The electrical system will be much more complex than today, with a multiplicity of actors, of flows and stocks, and a strong variability: scattered and higly variable production, decentralized storage (accumulators), adaptive management of the demand (``diffuse effacement''). From the energies management point of view, this will definitely require to work on dynamical systems consisting of numerous interconnected subsystems, and subjected to strong uncertainties. The challenge is to develop ways and methods of management to allow to save resources in the supply of the service, but also to guarantee a safe management (blackout). Environmental issues will also compel us to introduce specific types of constraint in the optimization framework.
Optimization is challenged by the complexity of the emerging electrical systems, displaying large size, dynamical aspects, and uncertainties. To tackle problems with those three characteristics, decentralized optimization methods, and especially decomposition-coordination approaches, may prove particularly adapted.
In economy, it is long established that, under proper conditions, a Pareto optimum can be decentralized by an appropriate price system under budget constraints. These prices are obtained by tatonnement (trial and error, market). In mathematics, the decomposition-coordination methods for the optimization of deterministic dynamical systems consist in decomposing the system into units managed individually; the coordination is made by various approaches, like prices or quantities transmitted to the decentralized units, and adaptively given by a higher level Uzawa algorithm .
Notice that, in power systems, the decomposition is natural, with consumption and generation decision centers identified (in other problems, decomposition is looked after, like in Benders or Dantzig-Wolfe algorithms used in Operations Research). In addition, a coordinator may also be quite natural like ERDF in the French systems dealing with different energy producers (companies such as EDF, GDF-Suez, etc.).
We can see the decomposition-coordination by prices as an adaptive dynamic pricing allowing to decentralize the global optimum of a central planner. In the presence of uncertainties, the difficulty comes from the fact that these prices become random variables, and that their calculation turns out to be numerically prohibitive.
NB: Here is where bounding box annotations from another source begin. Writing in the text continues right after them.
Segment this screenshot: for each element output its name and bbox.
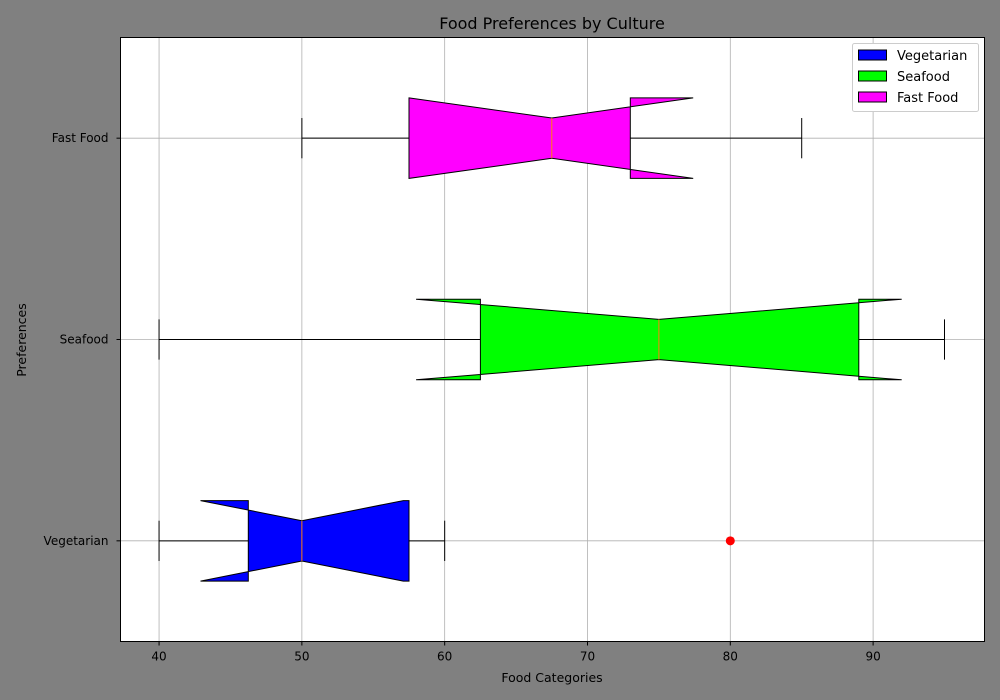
legend-swatch <box>858 70 887 82</box>
box-seafood <box>158 298 946 381</box>
y-axis-ticks: Vegetarian Seafood Fast Food <box>44 131 121 548</box>
x-tick-label: 90 <box>865 650 880 664</box>
box-body <box>408 97 694 179</box>
x-tick-label: 50 <box>294 650 309 664</box>
y-axis-label: Preferences <box>14 303 29 377</box>
x-tick-label: 60 <box>437 650 452 664</box>
legend-swatch <box>858 49 887 61</box>
y-tick-label: Seafood <box>60 333 109 347</box>
box-fast-food <box>301 97 803 179</box>
boxes <box>158 97 946 582</box>
x-tick-label: 70 <box>580 650 595 664</box>
x-tick-label: 40 <box>151 650 166 664</box>
legend-label: Fast Food <box>897 91 958 106</box>
legend: Vegetarian Seafood Fast Food <box>852 43 979 112</box>
legend-label: Seafood <box>897 70 950 85</box>
box-vegetarian <box>158 500 735 582</box>
x-tick-label: 80 <box>723 650 738 664</box>
box-body <box>200 500 410 582</box>
x-axis-label: Food Categories <box>501 670 602 685</box>
x-axis-ticks: 40 50 60 70 80 90 <box>151 641 881 664</box>
y-tick-label: Fast Food <box>52 131 109 145</box>
legend-swatch <box>858 91 887 103</box>
chart-title: Food Preferences by Culture <box>439 14 665 33</box>
outlier-point <box>725 536 735 546</box>
legend-label: Vegetarian <box>897 49 967 64</box>
y-tick-label: Vegetarian <box>44 534 109 548</box>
Recent techniques have been developed to tackle decomposition-coordination in the stochastic framework [5,1].
The central idea is that, at every node in the network, the satisfaction of the demand by a supply is replaced by a constraint of satisfaction on average, conditional on some proper information. This method has already been tested for a single coupling constraint, with convincing results. The stake is to extend such methods to multiple local constraints, for appropriate selections of information patterns (which may vary locally).
What is more, environmental issues on the one hand, and safety questions (blackouts) on the other will compel us to introduce certain types of constraints (in probability) and risk (risk measures) in the optimization framework. Here too, specific mathematical approaches (stochastic viability ) and algorithms have been recently developed and tested on small scale problems. Their extension to networks is under consideration.